2016
DI PENNA IN PENNA

Maria Pia Quintavalla

Stamane, mi sono svegliata già stanca e un po’ agitata come da un sonno duro e senza pace,
e avrei voluto parlare con te, madre: mi sento così strana senza il nostro telefono senza fili
che quei fili ho cercato amorosi nel buio, per un po’ senza trovarli.
Intanto risentivo la tua bella voce sensuosa avvolgermi, e un po’ solare, ma l’aria pareva
potesse smarrire quei tesori se non li afferravo presto, come quel tuo ondeggiare lieve.
Eravamo sole, e quest’immagine mi ha dato la carica nervosa, senza parole ancora, che
per giorni mi avrebbe lasciata in tormento.
Allora ho sentito che non ci sarebbe stata un’altra possibilità, se non ti avessi presa così,
di forza, e con la mia attenzione costretta a sedere qui, a portata di orecchio.
C’eri tu e interamente, come figura che lo spazio occupato da te indicava, e ti ho fatto cenno
di posare dove volevi.
Nessuna immaginazione sul tuo corpo mi era di ostacolo, né mi indicava una tua necessità;
anzi pensavo di non darti costrizione alcuna per non spaventarti, o umiliare coi legami del mondo.

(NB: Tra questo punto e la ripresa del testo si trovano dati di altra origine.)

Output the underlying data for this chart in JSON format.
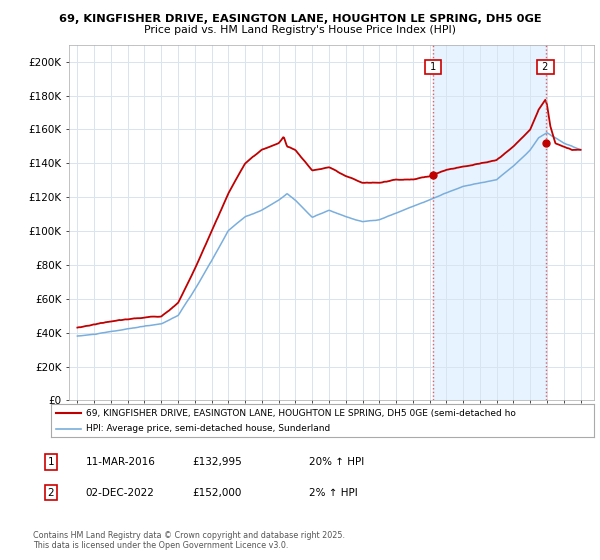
{
  "title_line1": "69, KINGFISHER DRIVE, EASINGTON LANE, HOUGHTON LE SPRING, DH5 0GE",
  "title_line2": "Price paid vs. HM Land Registry's House Price Index (HPI)",
  "ylabel_values": [
    "£0",
    "£20K",
    "£40K",
    "£60K",
    "£80K",
    "£100K",
    "£120K",
    "£140K",
    "£160K",
    "£180K",
    "£200K"
  ],
  "ytick_values": [
    0,
    20000,
    40000,
    60000,
    80000,
    100000,
    120000,
    140000,
    160000,
    180000,
    200000
  ],
  "ylim": [
    0,
    210000
  ],
  "color_hpi": "#7aaedc",
  "color_price": "#c00000",
  "color_vline": "#e06060",
  "color_fill": "#ddeeff",
  "marker1_date_x": 2016.19,
  "marker2_date_x": 2022.92,
  "marker1_price": 132995,
  "marker2_price": 152000,
  "legend_price_label": "69, KINGFISHER DRIVE, EASINGTON LANE, HOUGHTON LE SPRING, DH5 0GE (semi-detached ho",
  "legend_hpi_label": "HPI: Average price, semi-detached house, Sunderland",
  "footnote": "Contains HM Land Registry data © Crown copyright and database right 2025.\nThis data is licensed under the Open Government Licence v3.0.",
  "background_color": "#ffffff",
  "grid_color": "#d8e4f0",
  "xlim_start": 1994.5,
  "xlim_end": 2025.8,
  "hpi_key_points": [
    [
      1995.0,
      38000
    ],
    [
      1996.0,
      39000
    ],
    [
      1997.0,
      40500
    ],
    [
      1998.0,
      42000
    ],
    [
      1999.0,
      43500
    ],
    [
      2000.0,
      45000
    ],
    [
      2001.0,
      50000
    ],
    [
      2002.0,
      65000
    ],
    [
      2003.0,
      82000
    ],
    [
      2004.0,
      100000
    ],
    [
      2005.0,
      108000
    ],
    [
      2006.0,
      112000
    ],
    [
      2007.0,
      118000
    ],
    [
      2007.5,
      122000
    ],
    [
      2008.0,
      118000
    ],
    [
      2009.0,
      108000
    ],
    [
      2010.0,
      112000
    ],
    [
      2011.0,
      108000
    ],
    [
      2012.0,
      105000
    ],
    [
      2013.0,
      106000
    ],
    [
      2014.0,
      110000
    ],
    [
      2015.0,
      114000
    ],
    [
      2016.0,
      118000
    ],
    [
      2017.0,
      122000
    ],
    [
      2018.0,
      126000
    ],
    [
      2019.0,
      128000
    ],
    [
      2020.0,
      130000
    ],
    [
      2021.0,
      138000
    ],
    [
      2022.0,
      148000
    ],
    [
      2022.5,
      155000
    ],
    [
      2023.0,
      158000
    ],
    [
      2023.5,
      155000
    ],
    [
      2024.0,
      152000
    ],
    [
      2024.5,
      150000
    ],
    [
      2025.0,
      148000
    ]
  ],
  "price_key_points": [
    [
      1995.0,
      43000
    ],
    [
      1996.0,
      45000
    ],
    [
      1997.0,
      47000
    ],
    [
      1998.0,
      48000
    ],
    [
      1999.0,
      49000
    ],
    [
      2000.0,
      50000
    ],
    [
      2001.0,
      58000
    ],
    [
      2002.0,
      78000
    ],
    [
      2003.0,
      100000
    ],
    [
      2004.0,
      122000
    ],
    [
      2005.0,
      140000
    ],
    [
      2006.0,
      148000
    ],
    [
      2007.0,
      152000
    ],
    [
      2007.3,
      156000
    ],
    [
      2007.5,
      150000
    ],
    [
      2008.0,
      148000
    ],
    [
      2008.5,
      142000
    ],
    [
      2009.0,
      136000
    ],
    [
      2010.0,
      138000
    ],
    [
      2011.0,
      132000
    ],
    [
      2012.0,
      128000
    ],
    [
      2013.0,
      128000
    ],
    [
      2014.0,
      130000
    ],
    [
      2015.0,
      130000
    ],
    [
      2016.0,
      132000
    ],
    [
      2016.2,
      133000
    ],
    [
      2017.0,
      136000
    ],
    [
      2018.0,
      138000
    ],
    [
      2019.0,
      140000
    ],
    [
      2020.0,
      142000
    ],
    [
      2021.0,
      150000
    ],
    [
      2022.0,
      160000
    ],
    [
      2022.5,
      172000
    ],
    [
      2022.9,
      178000
    ],
    [
      2023.0,
      175000
    ],
    [
      2023.2,
      162000
    ],
    [
      2023.5,
      152000
    ],
    [
      2024.0,
      150000
    ],
    [
      2024.5,
      148000
    ],
    [
      2025.0,
      148000
    ]
  ]
}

Così ho sentito che ti spostavi liberamente e che potevo farti dei cenni, circondarmi della tua aria, perché è quanto
vado cercando di te, un luogo per accoglierti.
Niente che io conosca così bene ma quanto tu, silenziosa al mio fianco, già conosci.
Ordina pure che ci lascino tranquille, avevo voglia di rassicurarti.
Movimenti finissimi e celestiali, quasi primi moti della vita nel grembo, prima del nascere; così ti avevo vista respirare,
lottare con soavità tenace, prima di staccarti dal corpo, agli ultimi.
Stessa grazia e luce interna potevano ora espandersi riverberare, io non temevo.
Eravamo libere e insieme sole, parlammo?
Non so, come non sento alone di un altro tempo che si sposti da qui, l’eterno dove sei rivolta, i due volti guardando
nello stesso punto senza fissarsi, piuttosto volti all’unisono.
E dove era caduta la rondine più alta, per forare spostandolo, il muro a me incompiuto.